An ABC Breakfast

ABC refers to American Born Chinese

In the motherland, in the morning, at six-thirty,
the sun is perpendicular to the barren ground
and I am reminded: over the years, how my maternal
and paternal grandparents politely fought
over where my sister and I would eat, and how we
ended up eating six meals a day. In their minds, they were
somehow making up for lost time, as we grew up
in the other hemisphere, as we awakened
with their hazy sunset, slept with their smoky sunrise.

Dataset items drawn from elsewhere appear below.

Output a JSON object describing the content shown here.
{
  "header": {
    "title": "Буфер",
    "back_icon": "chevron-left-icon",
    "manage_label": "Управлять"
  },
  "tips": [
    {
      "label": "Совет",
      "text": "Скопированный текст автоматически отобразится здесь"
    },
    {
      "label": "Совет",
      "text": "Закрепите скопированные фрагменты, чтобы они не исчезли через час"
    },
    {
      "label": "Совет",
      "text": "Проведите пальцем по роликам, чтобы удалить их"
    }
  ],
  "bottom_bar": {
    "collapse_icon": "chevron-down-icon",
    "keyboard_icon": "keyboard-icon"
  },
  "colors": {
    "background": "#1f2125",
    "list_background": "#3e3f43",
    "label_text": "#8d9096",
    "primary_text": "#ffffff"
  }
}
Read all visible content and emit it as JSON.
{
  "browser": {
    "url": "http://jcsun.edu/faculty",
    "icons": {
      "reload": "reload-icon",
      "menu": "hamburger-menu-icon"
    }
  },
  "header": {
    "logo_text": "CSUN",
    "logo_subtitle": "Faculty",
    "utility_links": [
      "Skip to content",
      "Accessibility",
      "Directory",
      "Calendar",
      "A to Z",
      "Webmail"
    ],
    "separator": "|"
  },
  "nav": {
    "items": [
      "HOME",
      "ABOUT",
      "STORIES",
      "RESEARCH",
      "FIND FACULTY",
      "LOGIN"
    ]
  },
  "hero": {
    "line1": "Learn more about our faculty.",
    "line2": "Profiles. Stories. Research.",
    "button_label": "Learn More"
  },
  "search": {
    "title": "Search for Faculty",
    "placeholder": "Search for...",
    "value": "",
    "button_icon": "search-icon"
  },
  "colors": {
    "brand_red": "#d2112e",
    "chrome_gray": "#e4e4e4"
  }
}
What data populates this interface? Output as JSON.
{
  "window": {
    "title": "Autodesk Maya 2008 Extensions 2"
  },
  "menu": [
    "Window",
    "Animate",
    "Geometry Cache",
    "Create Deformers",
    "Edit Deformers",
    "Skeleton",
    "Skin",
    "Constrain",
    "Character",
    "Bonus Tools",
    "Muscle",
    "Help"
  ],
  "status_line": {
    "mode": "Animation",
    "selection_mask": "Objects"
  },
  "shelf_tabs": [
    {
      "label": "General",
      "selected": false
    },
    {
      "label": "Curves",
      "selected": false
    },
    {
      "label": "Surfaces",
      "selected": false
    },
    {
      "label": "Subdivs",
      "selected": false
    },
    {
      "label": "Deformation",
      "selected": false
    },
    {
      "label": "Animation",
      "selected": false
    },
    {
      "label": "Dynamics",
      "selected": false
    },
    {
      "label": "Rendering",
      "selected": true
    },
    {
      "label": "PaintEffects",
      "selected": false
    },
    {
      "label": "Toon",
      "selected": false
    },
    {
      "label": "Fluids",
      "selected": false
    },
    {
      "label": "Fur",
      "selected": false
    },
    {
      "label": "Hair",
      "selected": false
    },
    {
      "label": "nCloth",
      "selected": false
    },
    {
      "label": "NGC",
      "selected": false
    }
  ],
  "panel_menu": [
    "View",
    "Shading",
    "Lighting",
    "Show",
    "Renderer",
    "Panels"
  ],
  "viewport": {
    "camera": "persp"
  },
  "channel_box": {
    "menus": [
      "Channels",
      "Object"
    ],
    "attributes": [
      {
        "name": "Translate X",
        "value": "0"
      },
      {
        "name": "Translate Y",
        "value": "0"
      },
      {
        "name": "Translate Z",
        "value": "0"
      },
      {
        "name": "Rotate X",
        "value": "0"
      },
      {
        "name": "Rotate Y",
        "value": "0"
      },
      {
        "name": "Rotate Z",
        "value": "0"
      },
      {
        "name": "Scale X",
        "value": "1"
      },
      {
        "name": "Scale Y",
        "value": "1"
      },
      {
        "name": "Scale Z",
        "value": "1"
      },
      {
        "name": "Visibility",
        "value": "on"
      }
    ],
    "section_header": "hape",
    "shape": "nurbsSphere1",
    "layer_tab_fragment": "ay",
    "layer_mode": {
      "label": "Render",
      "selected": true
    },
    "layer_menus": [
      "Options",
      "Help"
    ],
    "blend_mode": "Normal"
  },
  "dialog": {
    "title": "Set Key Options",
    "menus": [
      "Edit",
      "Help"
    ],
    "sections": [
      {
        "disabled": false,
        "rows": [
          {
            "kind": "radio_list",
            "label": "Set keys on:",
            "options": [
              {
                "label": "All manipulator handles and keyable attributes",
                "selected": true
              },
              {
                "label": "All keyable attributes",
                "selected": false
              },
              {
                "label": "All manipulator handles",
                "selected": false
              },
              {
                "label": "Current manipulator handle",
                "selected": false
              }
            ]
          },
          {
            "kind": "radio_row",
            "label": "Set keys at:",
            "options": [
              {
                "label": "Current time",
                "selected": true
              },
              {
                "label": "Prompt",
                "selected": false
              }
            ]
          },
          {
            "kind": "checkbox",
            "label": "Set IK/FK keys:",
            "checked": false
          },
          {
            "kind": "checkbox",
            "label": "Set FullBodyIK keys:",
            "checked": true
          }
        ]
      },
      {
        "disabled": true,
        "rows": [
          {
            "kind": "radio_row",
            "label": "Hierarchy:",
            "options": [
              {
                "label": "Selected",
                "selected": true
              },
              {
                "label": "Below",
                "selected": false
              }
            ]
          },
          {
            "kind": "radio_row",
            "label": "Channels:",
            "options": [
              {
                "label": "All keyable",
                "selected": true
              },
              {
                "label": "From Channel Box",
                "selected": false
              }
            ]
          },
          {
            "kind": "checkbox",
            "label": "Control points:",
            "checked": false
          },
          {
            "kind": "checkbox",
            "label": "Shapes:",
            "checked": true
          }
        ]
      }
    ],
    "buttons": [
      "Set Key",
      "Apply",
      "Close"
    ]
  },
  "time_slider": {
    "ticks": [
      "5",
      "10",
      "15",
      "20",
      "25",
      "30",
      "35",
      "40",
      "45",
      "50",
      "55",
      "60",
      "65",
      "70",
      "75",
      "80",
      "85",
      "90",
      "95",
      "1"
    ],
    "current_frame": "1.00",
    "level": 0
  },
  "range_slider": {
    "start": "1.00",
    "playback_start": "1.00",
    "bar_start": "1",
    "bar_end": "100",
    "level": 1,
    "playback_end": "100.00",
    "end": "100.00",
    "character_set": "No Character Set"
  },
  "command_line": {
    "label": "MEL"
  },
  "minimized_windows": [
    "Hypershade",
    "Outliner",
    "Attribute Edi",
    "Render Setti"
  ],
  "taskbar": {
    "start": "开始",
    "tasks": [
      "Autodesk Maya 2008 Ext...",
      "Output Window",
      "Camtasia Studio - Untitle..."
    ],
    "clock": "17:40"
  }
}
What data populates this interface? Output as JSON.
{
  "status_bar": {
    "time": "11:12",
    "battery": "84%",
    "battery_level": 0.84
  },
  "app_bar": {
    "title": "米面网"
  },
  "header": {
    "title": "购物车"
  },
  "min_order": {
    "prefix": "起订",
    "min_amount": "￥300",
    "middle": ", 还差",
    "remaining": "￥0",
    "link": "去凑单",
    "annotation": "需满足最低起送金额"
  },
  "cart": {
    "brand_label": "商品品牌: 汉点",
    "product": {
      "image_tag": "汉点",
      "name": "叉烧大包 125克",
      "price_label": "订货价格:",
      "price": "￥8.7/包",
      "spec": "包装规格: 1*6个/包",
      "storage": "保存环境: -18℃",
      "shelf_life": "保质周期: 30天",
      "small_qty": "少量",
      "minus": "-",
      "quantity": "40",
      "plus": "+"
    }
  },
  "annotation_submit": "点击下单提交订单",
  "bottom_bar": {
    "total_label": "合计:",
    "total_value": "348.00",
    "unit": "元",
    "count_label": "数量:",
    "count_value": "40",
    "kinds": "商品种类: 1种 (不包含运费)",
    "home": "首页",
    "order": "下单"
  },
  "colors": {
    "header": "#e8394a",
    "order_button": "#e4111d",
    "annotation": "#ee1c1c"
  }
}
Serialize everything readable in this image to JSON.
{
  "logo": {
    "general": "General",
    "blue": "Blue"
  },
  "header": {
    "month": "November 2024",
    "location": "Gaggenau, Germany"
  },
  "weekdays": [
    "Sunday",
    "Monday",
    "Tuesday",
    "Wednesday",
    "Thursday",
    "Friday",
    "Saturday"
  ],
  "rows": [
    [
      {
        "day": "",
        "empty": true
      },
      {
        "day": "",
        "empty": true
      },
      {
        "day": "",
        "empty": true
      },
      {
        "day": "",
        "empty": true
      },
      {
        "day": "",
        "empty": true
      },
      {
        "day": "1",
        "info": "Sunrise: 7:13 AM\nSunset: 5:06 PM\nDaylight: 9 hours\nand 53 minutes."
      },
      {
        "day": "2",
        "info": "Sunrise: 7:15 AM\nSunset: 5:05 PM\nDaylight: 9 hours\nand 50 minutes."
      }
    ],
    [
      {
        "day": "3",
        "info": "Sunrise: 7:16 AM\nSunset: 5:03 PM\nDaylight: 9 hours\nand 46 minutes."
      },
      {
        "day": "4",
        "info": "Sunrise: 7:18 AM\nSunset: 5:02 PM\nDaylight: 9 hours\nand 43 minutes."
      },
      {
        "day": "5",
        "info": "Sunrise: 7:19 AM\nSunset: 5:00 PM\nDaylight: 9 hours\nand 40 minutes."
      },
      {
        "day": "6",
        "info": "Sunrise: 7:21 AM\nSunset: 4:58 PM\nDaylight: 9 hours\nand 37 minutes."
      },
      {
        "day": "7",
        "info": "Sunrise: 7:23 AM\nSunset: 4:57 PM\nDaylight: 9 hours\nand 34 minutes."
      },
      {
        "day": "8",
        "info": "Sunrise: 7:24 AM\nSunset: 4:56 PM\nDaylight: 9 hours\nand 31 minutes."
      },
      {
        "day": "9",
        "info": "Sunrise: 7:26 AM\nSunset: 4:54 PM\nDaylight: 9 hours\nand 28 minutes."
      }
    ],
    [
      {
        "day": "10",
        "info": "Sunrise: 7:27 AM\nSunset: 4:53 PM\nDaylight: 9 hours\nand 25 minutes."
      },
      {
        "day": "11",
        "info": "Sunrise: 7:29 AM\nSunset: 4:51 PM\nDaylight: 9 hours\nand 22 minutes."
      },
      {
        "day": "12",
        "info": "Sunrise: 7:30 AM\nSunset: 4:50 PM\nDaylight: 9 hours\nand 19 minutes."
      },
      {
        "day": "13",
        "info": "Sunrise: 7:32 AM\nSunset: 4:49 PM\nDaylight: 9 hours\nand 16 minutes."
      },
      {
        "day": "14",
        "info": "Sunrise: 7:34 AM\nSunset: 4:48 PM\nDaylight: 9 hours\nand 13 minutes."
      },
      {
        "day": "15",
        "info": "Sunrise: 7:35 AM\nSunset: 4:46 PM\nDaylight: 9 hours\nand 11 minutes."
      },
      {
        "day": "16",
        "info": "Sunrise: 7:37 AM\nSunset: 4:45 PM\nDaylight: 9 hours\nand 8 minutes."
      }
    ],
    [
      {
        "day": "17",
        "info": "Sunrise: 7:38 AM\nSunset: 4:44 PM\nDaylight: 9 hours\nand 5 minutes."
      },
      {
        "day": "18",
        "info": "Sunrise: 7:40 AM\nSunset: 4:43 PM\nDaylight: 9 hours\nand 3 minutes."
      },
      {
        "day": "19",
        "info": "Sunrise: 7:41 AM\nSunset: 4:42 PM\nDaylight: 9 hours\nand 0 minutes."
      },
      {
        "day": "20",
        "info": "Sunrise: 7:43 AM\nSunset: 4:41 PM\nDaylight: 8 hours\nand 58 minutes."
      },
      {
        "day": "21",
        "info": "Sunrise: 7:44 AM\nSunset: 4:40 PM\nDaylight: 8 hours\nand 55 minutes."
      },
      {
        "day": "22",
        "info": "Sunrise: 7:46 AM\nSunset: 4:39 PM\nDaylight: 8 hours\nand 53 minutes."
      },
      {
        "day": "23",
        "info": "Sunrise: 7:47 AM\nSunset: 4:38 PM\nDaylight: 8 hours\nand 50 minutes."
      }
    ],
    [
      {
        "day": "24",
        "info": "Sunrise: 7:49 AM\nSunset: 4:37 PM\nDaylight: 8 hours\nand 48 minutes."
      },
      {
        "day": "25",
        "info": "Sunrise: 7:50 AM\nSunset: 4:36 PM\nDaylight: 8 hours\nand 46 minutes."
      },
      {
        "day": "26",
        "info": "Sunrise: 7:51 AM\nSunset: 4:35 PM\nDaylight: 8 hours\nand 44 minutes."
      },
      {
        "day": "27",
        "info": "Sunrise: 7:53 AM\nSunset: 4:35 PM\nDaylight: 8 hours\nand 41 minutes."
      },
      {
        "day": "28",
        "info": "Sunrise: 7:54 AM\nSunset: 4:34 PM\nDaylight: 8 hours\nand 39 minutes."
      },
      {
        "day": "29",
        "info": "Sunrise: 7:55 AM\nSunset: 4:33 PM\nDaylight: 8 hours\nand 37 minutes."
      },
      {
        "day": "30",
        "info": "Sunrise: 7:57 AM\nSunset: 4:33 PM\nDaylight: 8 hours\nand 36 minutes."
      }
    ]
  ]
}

Somehow, our receptiveness to their feeding
was their idea of the correct response of love. We eat a
feast of cratered moons for breakfast, as they
disappear from the Nanpi sky, hollow patches
atop the porridge’s gentle skin. The soft pumpkin, battered
and bruised, a refuge for tiny corn meal specks
that tickle my tongue with each spoonful. At the table, they
nudge the delicate bowls closer to us, telling us
to eat more, because we are too skinny,
and when you are too skinny, that is a sign of
poverty: you don’t have enough money to feed
your children adequately. We aren’t
poor, but our grandmas and grandpas
refuse to let their pride be tarnished by the neighborhood
gossips and so we thank them for their hospitality,
and go home, back to America, where we indulge
in greasy sausages and frozen waffles.